五千回の生死/宮本輝
2006年5月 7日
好きな作家の趣向が似ている、と思っていた人が誉めていたので他の買い物のついでにAmazonにて購入してみました。
「泥の河」「優駿」などを書かれている宮本輝の短編集。
最初からなんなんですが、実は短編は苦手であまり読まないのです。
しかしこの方の話の出来上がり方(?)、そして読後に長くひきずるなんとも言えない重さは長編小説のそれを上回る感じがしました。
核心は語らず、べたべたと感情を書く事もせず、盛り上げるわけでもなく、冷静な状況描写(これがすごい。)を連ねてゆく。

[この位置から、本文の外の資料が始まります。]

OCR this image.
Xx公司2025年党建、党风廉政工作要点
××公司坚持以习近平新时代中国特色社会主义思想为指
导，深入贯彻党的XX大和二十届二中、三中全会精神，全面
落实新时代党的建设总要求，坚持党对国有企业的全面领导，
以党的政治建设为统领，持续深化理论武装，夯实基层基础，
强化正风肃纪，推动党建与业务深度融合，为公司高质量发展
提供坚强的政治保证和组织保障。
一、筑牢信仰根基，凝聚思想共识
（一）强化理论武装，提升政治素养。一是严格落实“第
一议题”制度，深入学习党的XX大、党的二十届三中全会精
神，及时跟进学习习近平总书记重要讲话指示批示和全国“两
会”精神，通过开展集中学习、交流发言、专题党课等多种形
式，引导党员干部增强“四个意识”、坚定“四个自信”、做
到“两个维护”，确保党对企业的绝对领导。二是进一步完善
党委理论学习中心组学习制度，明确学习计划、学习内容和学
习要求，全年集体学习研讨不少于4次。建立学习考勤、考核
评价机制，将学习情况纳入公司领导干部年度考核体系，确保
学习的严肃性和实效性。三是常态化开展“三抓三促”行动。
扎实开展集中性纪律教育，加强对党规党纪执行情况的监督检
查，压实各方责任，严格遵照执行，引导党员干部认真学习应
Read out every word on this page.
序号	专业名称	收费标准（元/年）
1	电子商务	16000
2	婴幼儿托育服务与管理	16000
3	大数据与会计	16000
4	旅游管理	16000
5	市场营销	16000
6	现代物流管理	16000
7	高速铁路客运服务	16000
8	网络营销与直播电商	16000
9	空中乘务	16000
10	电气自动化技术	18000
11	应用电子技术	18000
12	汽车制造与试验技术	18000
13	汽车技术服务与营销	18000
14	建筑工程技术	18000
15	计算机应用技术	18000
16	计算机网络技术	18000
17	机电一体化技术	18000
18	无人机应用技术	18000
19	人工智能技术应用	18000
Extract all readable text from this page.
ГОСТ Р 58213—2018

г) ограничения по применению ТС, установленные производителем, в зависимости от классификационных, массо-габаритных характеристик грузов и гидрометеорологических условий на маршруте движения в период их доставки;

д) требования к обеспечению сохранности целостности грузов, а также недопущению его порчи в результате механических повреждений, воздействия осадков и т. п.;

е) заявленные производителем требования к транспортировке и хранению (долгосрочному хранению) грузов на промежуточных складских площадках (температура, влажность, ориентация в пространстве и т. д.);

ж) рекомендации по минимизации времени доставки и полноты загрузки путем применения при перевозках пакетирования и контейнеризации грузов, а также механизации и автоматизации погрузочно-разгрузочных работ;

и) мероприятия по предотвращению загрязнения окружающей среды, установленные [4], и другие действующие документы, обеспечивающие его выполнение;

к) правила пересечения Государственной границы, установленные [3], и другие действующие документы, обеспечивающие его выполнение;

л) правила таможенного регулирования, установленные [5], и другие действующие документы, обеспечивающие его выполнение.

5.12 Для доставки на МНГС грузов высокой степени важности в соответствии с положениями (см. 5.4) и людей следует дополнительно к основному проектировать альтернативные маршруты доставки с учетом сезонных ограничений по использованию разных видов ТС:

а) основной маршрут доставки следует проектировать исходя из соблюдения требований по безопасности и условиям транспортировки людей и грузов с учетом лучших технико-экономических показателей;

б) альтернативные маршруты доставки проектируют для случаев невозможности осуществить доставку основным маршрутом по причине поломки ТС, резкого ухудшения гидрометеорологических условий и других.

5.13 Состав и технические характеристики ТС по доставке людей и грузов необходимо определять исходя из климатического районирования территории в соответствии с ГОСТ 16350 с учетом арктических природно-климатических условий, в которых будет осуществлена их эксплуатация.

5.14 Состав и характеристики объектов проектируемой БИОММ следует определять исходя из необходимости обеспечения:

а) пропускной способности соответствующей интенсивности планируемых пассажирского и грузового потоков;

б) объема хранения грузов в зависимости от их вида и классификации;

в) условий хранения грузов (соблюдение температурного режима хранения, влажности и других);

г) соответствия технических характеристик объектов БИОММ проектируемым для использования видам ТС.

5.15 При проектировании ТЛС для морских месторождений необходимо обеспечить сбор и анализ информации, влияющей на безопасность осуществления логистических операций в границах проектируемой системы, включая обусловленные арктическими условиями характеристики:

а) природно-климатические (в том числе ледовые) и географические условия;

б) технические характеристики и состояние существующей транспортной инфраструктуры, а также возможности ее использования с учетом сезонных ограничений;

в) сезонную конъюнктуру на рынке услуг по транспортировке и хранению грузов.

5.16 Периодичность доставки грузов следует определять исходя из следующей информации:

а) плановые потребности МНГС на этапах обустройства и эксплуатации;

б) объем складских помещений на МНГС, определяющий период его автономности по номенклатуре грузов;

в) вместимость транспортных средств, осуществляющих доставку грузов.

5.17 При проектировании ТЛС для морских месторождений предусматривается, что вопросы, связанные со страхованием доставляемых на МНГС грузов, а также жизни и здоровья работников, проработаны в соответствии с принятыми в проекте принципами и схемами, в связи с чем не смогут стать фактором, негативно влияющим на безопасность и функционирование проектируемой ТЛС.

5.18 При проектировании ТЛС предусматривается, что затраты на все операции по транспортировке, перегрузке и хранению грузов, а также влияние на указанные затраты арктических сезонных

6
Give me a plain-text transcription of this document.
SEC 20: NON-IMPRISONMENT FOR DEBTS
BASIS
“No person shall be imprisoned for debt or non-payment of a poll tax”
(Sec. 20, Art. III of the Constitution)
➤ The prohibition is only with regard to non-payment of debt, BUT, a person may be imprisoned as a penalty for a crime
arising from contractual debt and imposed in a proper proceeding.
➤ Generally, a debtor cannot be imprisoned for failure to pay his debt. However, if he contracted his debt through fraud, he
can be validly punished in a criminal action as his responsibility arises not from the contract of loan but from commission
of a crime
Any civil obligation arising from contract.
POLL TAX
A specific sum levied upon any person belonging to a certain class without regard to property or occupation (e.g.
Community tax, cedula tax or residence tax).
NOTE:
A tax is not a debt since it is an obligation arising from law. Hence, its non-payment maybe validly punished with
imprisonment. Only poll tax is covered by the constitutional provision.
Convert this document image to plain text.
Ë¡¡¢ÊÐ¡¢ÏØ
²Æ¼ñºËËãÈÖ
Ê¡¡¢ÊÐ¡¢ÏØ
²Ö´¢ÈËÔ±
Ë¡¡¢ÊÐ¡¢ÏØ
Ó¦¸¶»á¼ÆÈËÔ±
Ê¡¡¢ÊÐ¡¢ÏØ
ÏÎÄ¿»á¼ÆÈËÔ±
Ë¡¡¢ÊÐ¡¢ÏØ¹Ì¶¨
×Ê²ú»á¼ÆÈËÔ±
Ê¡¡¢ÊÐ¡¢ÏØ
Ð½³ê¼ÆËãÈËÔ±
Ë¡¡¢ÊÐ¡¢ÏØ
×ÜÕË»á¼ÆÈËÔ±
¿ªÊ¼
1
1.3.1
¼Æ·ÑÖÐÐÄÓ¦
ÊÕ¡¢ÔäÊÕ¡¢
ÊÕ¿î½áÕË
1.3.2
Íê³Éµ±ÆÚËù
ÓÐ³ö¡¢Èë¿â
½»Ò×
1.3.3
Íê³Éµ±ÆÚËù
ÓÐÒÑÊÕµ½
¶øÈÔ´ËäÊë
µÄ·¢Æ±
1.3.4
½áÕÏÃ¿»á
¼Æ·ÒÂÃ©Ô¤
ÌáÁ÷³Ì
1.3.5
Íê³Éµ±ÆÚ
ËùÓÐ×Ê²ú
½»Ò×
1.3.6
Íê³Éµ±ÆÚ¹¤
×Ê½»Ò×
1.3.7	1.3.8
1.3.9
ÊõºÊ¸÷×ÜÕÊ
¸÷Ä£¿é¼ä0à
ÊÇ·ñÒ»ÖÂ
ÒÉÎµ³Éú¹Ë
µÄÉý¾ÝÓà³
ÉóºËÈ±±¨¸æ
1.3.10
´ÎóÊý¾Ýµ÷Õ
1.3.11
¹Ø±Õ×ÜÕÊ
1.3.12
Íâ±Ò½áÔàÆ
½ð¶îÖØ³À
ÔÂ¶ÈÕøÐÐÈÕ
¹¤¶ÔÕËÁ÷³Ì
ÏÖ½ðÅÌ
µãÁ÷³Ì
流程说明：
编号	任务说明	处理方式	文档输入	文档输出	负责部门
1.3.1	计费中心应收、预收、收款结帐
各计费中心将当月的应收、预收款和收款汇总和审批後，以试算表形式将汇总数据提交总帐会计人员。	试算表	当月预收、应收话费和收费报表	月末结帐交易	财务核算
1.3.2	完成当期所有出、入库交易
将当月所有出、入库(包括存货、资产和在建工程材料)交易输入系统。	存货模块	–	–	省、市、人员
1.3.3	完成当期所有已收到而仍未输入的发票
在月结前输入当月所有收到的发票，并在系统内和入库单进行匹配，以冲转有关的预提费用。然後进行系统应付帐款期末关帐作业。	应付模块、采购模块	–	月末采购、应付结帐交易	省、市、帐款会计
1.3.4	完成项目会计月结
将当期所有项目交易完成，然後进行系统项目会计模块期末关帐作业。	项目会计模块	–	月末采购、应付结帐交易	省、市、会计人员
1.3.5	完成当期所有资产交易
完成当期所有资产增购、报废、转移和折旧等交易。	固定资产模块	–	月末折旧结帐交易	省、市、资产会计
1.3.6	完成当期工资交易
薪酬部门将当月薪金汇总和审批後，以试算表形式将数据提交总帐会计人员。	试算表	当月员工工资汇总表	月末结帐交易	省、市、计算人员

読む側に情報を知らん顔してぽろぽろと落としてゆき、最大限に世界観を作らせておいて、それじゃつまりこういくんだろー、、、と思って期待して次頁をめくるとそこで終わっているわけです。すすすばらしーー
なかでも「トマトの話」。
生きているうちに自分の中に少しづつ残されていく染みのような、手のひらにいつのまにか埋まっていた鉛筆の芯のような、普段意識していないけどどうしようもなくそこにありつづけるものについてさらっと描写されている、そんな風に感じました。
題材が重いだけにこのさらっと感。これを洗練というのか、書き手の心の強さなのか。
「バケツの底」のどうしようもない感じもなぜか心がやすらぎます。
しかしながらこれで味をしめてこのあと読んでみた「泥の河」はどうも。
舞台になっている土地の持っている独特な雰囲気が物語の基本の味付けになっているようで、それが時代が昔なこともあって私のつたない想像力が追いつかず、最後までそこに近づけないまま終わってしまいました。ちょっと残念。
もっと自分がくたびれてきたらもう一回読んでみたらいいんだろな。
とかいって読まないんだろな。ァヘ
今はMy favorite町田康が進行中です。